At St Rita’s College, located in Clayfield, Queensland, deputy principal of studies, Maree Tims, was holding her fortnightly meeting with the College’s graduate teachers when she learned that professional learning meetings for new staff had ben cancelled (no thanks to COVID-19).
Recognising that this created a gap in the networking opportunities that graduate teachers usually rely on, she asked them if they would find it beneficial to connect with others who were also in their first year.
“The idea behind this was so they could chat about how they are coping with their first year of teaching and the major change in education, at a time when they are only just finding their feet,” Trims said.
Trims, who also launched a Deputy Principal Curriculum Network with two colleagues five years ago as they prepared for the new senior curriculum, said a similar network of graduate teachers from like-minded schools would be a great support for those starting out.
“We’ve formed a really good friendship and network among the Deputy Principals, and we now share an abundance of resources,” she said.
“There is a lot of support to be gained from reaching out to colleagues in other schools, especially those who teach in the same fields and who are in a similar situation.”
The first meeting was virtually attended by 17 graduate teachers from Catholic girls’ schools via Zoom.
It also featured guest speakers Nicola McCabe and Benjamin Babao (second- and third-year St Rita’s College teachers), as well as Jackie Woods from Lourdes Hill College, who shared their own advice and experiences.

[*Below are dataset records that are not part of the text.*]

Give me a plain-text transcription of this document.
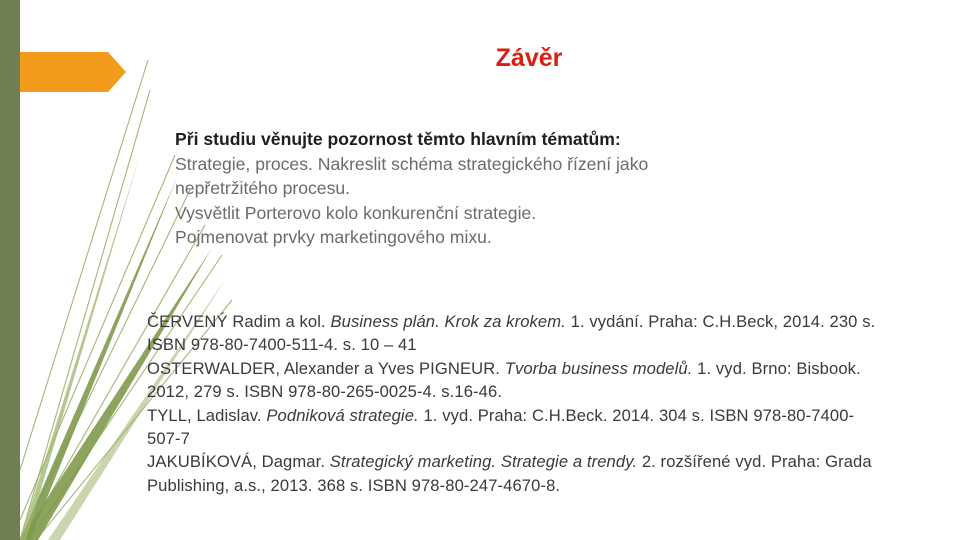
Závěr
Při studiu věnujte pozornost těmto hlavním tématům:
Strategie, proces. Nakreslit schéma strategického řízení jako
nepřetržitého procesu.
Vysvětlit Porterovo kolo konkurenční strategie.
Pojmenovat prvky marketingového mixu.

ČERVENÝ Radim a kol. Business plán. Krok za krokem. 1. vydání. Praha: C.H.Beck, 2014. 230 s. ISBN 978-80-7400-511-4. s. 10 – 41

OSTERWALDER, Alexander a Yves PIGNEUR. Tvorba business modelů. 1. vyd. Brno: Bisbook. 2012, 279 s. ISBN 978-80-265-0025-4. s.16-46.

TYLL, Ladislav. Podniková strategie. 1. vyd. Praha: C.H.Beck. 2014. 304 s. ISBN 978-80-7400-507-7

JAKUBÍKOVÁ, Dagmar. Strategický marketing. Strategie a trendy. 2. rozšířené vyd. Praha: Grada Publishing, a.s., 2013. 368 s. ISBN 978-80-247-4670-8.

Mathematics teacher Ben Babao, also a Head of House at St Rita’s, said he was fortunate enough to go straight from university into a teaching position in 2017.

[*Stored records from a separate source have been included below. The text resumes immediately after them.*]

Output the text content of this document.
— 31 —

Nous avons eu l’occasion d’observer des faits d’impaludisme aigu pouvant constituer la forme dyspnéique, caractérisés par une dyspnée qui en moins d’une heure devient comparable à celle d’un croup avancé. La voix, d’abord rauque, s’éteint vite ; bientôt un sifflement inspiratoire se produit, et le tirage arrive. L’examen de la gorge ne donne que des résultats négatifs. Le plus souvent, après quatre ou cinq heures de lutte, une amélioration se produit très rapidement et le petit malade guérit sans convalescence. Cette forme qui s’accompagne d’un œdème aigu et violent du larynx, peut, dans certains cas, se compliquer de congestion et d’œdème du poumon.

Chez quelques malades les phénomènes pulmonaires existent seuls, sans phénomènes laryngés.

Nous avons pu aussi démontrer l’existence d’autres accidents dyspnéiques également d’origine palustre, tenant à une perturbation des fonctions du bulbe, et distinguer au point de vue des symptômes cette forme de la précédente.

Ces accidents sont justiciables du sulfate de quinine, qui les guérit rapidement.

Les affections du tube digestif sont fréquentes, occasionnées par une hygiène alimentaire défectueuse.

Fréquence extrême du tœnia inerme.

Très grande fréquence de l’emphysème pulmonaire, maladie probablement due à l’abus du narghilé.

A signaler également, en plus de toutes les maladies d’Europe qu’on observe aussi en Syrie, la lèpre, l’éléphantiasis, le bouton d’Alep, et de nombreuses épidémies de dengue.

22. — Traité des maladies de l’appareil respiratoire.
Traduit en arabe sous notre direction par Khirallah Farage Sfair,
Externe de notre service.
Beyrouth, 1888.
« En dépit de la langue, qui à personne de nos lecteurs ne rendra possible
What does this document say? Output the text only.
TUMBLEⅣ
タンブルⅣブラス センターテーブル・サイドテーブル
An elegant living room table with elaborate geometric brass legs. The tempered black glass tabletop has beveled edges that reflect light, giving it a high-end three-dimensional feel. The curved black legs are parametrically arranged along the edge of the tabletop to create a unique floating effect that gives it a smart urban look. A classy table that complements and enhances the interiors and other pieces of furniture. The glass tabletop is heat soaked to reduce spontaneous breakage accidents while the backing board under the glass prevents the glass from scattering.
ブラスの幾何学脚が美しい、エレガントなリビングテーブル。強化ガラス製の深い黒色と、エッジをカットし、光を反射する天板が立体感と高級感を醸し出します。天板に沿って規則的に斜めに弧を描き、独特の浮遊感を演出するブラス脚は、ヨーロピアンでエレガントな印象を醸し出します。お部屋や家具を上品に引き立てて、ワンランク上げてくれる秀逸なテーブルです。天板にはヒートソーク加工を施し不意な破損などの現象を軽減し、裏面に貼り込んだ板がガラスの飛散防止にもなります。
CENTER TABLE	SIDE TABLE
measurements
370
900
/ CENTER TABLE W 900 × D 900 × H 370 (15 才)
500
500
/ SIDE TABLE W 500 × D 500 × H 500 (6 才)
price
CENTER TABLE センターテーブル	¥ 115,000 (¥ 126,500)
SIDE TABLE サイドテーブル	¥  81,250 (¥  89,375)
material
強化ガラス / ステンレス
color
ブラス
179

“Of outstanding importance for me is that after three years in the job, I still love coming to work every day; I’m still happy doing my job,” he said.
Babao’s advice included the importance of not fixating on the “small stuff” and taking advantage of the great work done by support staff.
“One thing I always keep in mind is that there is every chance the teacher aide in your room has been in way more classrooms and has seen a lot more than you have,” he said to the group.
“Ask for ideas and ask for help where needed; they will appreciate this and you will get more out of the interaction.”
Third-year Lourdes Hill College Science Teacher Jackie Woods shared similar advice, emphasising the benefits of recruiting the help of laboratory assistants.
“If you’re really not sure what practical activities you can do, ask them; tell them what you want to do and see if they have any ideas,” she said.
“There is so much in teaching where you feel like you have to cover every single thing; don’t try to do everything at once.”
St Rita’s College graduate teacher Georgia Dogger said she had already reached out to teachers in her subject field following the network’s first meeting.
“Together, we have the opportunity to workshop our approaches to delivering these units in the most engaging and accessible way for our students,” Dogger said.
“We are striving to be experts in our field, meaning that we can never allow ourselves to stop learning; each of us brings a unique flair which can positively contribute to practical suggestions for lesson planning and content delivery.
“There is a lot to be said for having people around you who can empathise with your situation and offer support when everything is new.”
The group will continue to meet following the conclusion of Learning at Home.
“We are looking forward to meeting as a face-to-face network here at St Rita’s as soon as it is possible to do so,” Trims said.